Hello, Is It Me You’re Looking For?

For so long I have been searching for the me I thought I knew.

Have you ever pondered for so long about who you are as a person? What makes me so special and unique? What separates me from them? Who am I as a person or individual? Where do I begin and us start? I’m beginning to wonder if I ever really knew myself at all. Does anyone ever know anyone, especially one’s own self?

I remember when my father used to ask me what I wanted to be when I grew up. I mean, that was such a normal question to ask young kids; what do you want to be when you grow up? I’m pretty sure I had a different answer every few years. When I was five I wanted to be a Nun. When I was seven I wanted to be a teacher. When I was ten I wanted to be a lawyer. When I was 12 I was so sure I wanted to be a nurse. At the age of 15 I wanted to pursue a career in Journalism. By age 20 I wanted to be on American Idol but was always too stage frightened to actually go. Now, on my last few months to the journey of 30, I am struck again with the question, what do I want to become?
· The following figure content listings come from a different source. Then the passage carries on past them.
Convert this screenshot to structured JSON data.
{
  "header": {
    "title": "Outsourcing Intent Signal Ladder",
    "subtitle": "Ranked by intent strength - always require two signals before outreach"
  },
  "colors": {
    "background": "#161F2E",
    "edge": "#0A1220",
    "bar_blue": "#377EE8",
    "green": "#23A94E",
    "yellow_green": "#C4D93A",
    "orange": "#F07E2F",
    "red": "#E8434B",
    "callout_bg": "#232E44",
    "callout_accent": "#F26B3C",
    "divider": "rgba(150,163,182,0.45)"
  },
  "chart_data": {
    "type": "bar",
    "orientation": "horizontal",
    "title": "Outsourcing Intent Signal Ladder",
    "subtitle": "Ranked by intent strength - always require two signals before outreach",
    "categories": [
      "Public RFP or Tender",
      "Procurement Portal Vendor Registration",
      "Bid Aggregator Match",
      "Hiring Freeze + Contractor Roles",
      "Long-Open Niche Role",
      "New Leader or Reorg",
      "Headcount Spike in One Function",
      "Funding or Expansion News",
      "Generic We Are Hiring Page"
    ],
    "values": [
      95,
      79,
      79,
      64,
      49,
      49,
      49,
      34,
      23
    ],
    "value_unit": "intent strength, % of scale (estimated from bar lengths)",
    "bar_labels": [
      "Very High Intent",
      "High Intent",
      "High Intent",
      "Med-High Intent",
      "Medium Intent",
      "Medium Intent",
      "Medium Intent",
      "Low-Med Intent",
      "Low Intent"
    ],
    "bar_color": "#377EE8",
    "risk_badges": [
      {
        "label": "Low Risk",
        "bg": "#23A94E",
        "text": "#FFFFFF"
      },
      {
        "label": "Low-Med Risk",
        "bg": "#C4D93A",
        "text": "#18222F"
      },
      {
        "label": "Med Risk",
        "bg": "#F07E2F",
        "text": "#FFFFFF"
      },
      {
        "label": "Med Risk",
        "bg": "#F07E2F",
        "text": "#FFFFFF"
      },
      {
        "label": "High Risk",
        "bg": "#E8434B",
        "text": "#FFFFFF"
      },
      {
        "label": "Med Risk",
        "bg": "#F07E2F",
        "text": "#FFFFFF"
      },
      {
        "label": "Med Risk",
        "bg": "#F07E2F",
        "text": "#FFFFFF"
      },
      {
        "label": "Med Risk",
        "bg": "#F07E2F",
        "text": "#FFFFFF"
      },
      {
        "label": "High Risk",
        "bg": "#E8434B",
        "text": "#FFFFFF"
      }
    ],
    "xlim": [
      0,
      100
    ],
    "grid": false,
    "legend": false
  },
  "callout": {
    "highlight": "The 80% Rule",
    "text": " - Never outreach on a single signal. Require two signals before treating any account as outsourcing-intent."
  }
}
Most people my age seem to have their lives in order, right?  People my age have spouses, children, a house, and a 401K, right? Somewhere in America there are people my age who are still trying to figure this whole life thing out, right? Someone please tell me I am not alone in all of this thinking.
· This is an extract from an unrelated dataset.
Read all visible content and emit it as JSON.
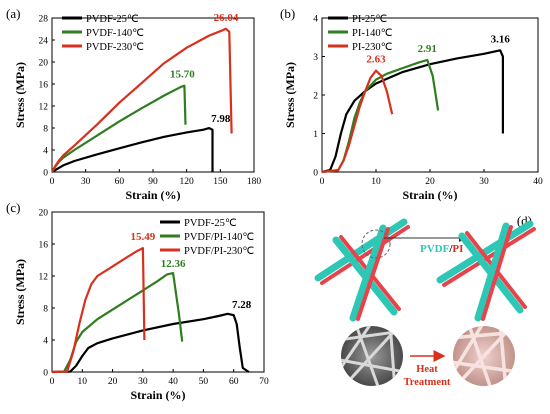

I have friends who have kids and they still find time to go to the clubs at night or have brunch in the middle of the day. I have friends who bar hop every friday and saturday night as if that is a normal thing to do. I have friends who go on regular dates to the salon to get their hair and nails done like it is just a simple sip of water. No care in the air. It is just so easy for those friends of mine.

I work six, if not seven, days in the week. I travel to the grocery store more than any other travel. I have a mortgage. I have a vehicle that I proudly own. I have two beautiful kids who fill my heart and loosen my wallet. I work to make ends’ meet and keep my family afloat. Somehow, though, I keep asking myself if there is more for me.